Assassino
O ambiente era escuro, somente apresentava-se a singela luz azulada de um rústico monitor com tubo de imagem. Quase nada poderia ser visto em tal local, somente a plácida silhueta que completamente absorta em seu mundo virtual, pouco se importava com os acontecimentos diários. Estava em um minúsculo quarto, a dimensão era algo um pouco maior que uma cela solitária, parecia ser opcional uma vez que, ao seu redor figuravam inúmeras carcaças de computadores e estranhos recortes de jornal. Ao seu lado esquerdo ocupando uma boa parcela da encurtada parede, permanecia um painel de coloração marrom repleto por fotos que pouco poderiam ser vistas devido ao breu, todavia se utilizada a imaginação e apurada percepção, poderíamos discernir que as imagens retratavam faces e corpos estrategicamente montados.
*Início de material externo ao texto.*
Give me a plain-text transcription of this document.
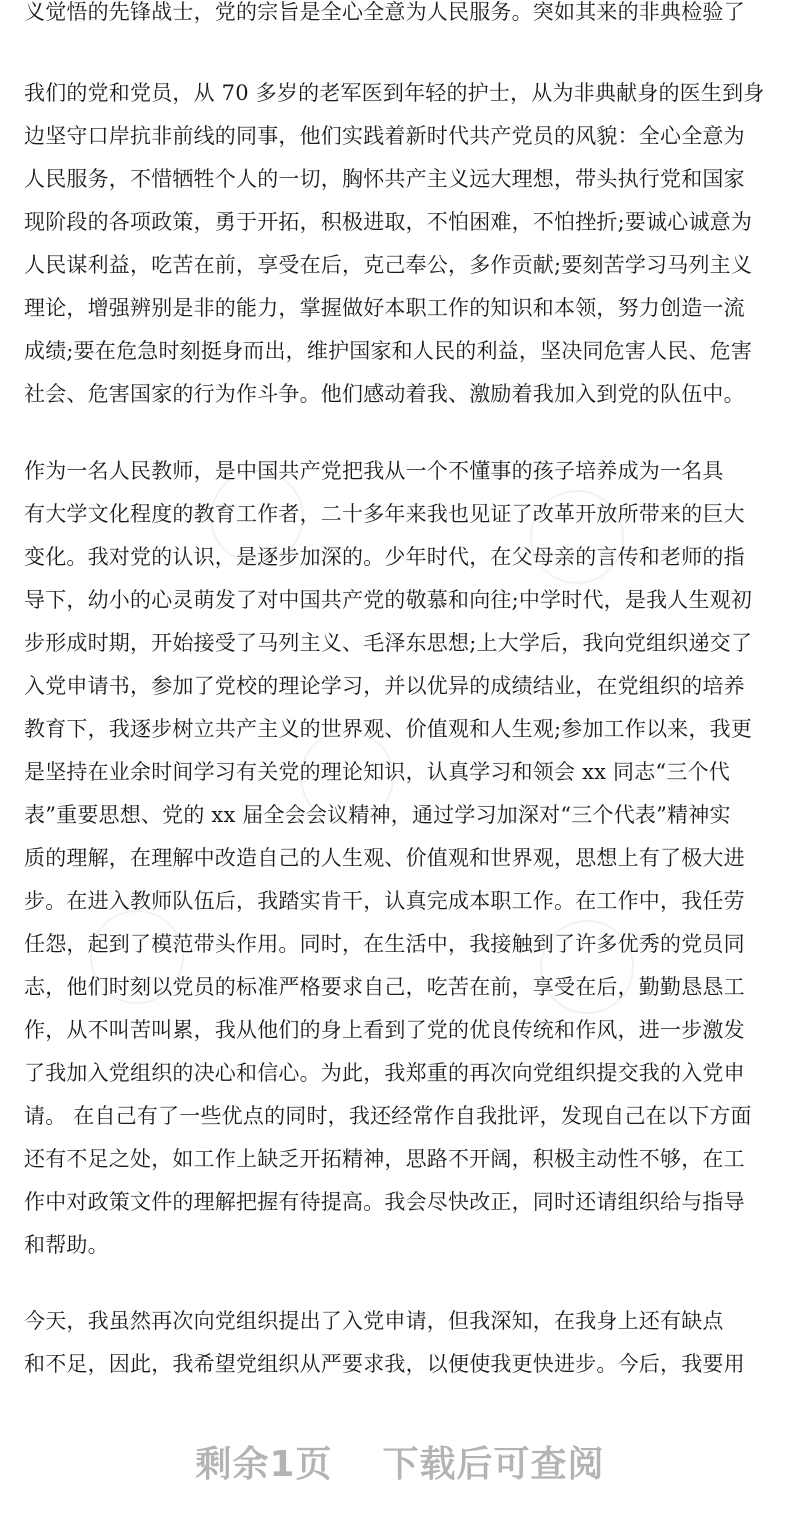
义觉悟的先锋战士，党的宗旨是全心全意为人民服务。突如其来的非典检验了
我们的党和党员，从 70 多岁的老军医到年轻的护士，从为非典献身的医生到身
边坚守口岸抗非前线的同事，他们实践着新时代共产党员的风貌：全心全意为
人民服务，不惜牺牲个人的一切，胸怀共产主义远大理想，带头执行党和国家
现阶段的各项政策，勇于开拓，积极进取，不怕困难，不怕挫折;要诚心诚意为
人民谋利益，吃苦在前，享受在后，克己奉公，多作贡献;要刻苦学习马列主义
理论，增强辨别是非的能力，掌握做好本职工作的知识和本领，努力创造一流
成绩;要在危急时刻挺身而出，维护国家和人民的利益，坚决同危害人民、危害
社会、危害国家的行为作斗争。他们感动着我、激励着我加入到党的队伍中。
作为一名人民教师，是中国共产党把我从一个不懂事的孩子培养成为一名具
有大学文化程度的教育工作者，二十多年来我也见证了改革开放所带来的巨大
变化。我对党的认识，是逐步加深的。少年时代，在父母亲的言传和老师的指
导下，幼小的心灵萌发了对中国共产党的敬慕和向往;中学时代，是我人生观初
步形成时期，开始接受了马列主义、毛泽东思想;上大学后，我向党组织递交了
入党申请书，参加了党校的理论学习，并以优异的成绩结业，在党组织的培养
教育下，我逐步树立共产主义的世界观、价值观和人生观;参加工作以来，我更
是坚持在业余时间学习有关党的理论知识，认真学习和领会 xx 同志“三个代
表”重要思想、党的 xx 届全会会议精神，通过学习加深对“三个代表”精神实
质的理解，在理解中改造自己的人生观、价值观和世界观，思想上有了极大进
步。在进入教师队伍后，我踏实肯干，认真完成本职工作。在工作中，我任劳
任怨，起到了模范带头作用。同时，在生活中，我接触到了许多优秀的党员同
志，他们时刻以党员的标准严格要求自己，吃苦在前，享受在后，勤勤恳恳工
作，从不叫苦叫累，我从他们的身上看到了党的优良传统和作风，进一步激发
了我加入党组织的决心和信心。为此，我郑重的再次向党组织提交我的入党申
请。 在自己有了一些优点的同时，我还经常作自我批评，发现自己在以下方面
还有不足之处，如工作上缺乏开拓精神，思路不开阔，积极主动性不够，在工
作中对政策文件的理解把握有待提高。我会尽快改正，同时还请组织给与指导
和帮助。
今天，我虽然再次向党组织提出了入党申请，但我深知，在我身上还有缺点
和不足，因此，我希望党组织从严要求我，以便使我更快进步。今后，我要用
剩余1页 下载后可查阅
O quarto de fato parecia com a sala dos investigadores hollywoodianos, não seria surpresa um louco vestido de sobretudo em plena noite escaldante do verão carioca, o ambiente estava montado cinematograficamente, porém carecia do inusitado protagonista que independente do tempo, apenas movia seus velozes dedos sobre o teclado. Quando desvendando completamente a localidade ao acender a luz, abrindo a porta uma bela mulher trajada com suntuosas roupas íntimas, surge emanando seu charme pedindo para seu dedicado namorado esquecer-se brevemente do serviço para juntar-se a ela na cama.
Desviando os fixados olhos, o também apessoado trabalhador levanta-se prontamente da cadeira giratória, segura sua amada pela cintura, lhe beija a boca com intensidade e esboça um sorriso. Segurando a jovem sobre seu vasto peitoral o homem com menos de três décadas lhe aperta a ponta do nariz carinhosamente e revela afeto ao mencionar que somente ela poderia despertá-lo do transe funcional ao qual se encontrava. Satisfeita pela afirmação, Anna que possuía menos de vinte primaveras o abraça com mais desejo, lhe beija o pescoço e delicadamente o arrasta para fora do sinistro ambiente alegando que as fotos lhe causam arrepios. Rindo das expressões de sua amada, Ricardo lhe afaga o rebelde cabelo ruivo e alega que aquelas cenas fazem parte do seu trabalho de jornalista, ainda mais por ser uma grande referência quando o assunto é o Assassino do Cutelo. Ignorando o temor de outrora Anna também sorri e logo após afirma que o nome inventado pela mídia é o mais ridículo que ela já ouviu. Abaixando os olhos Riccardo afirma que no dia que eles conseguiram ligar os primeiros crimes lhe faltavam idéias, e como o povo gosta de nomes com assassino ou maníaco na frente, simplesmente se deu ao trabalho de por o nome da arma utilizada, assim gerando o Assassino do Cutelo.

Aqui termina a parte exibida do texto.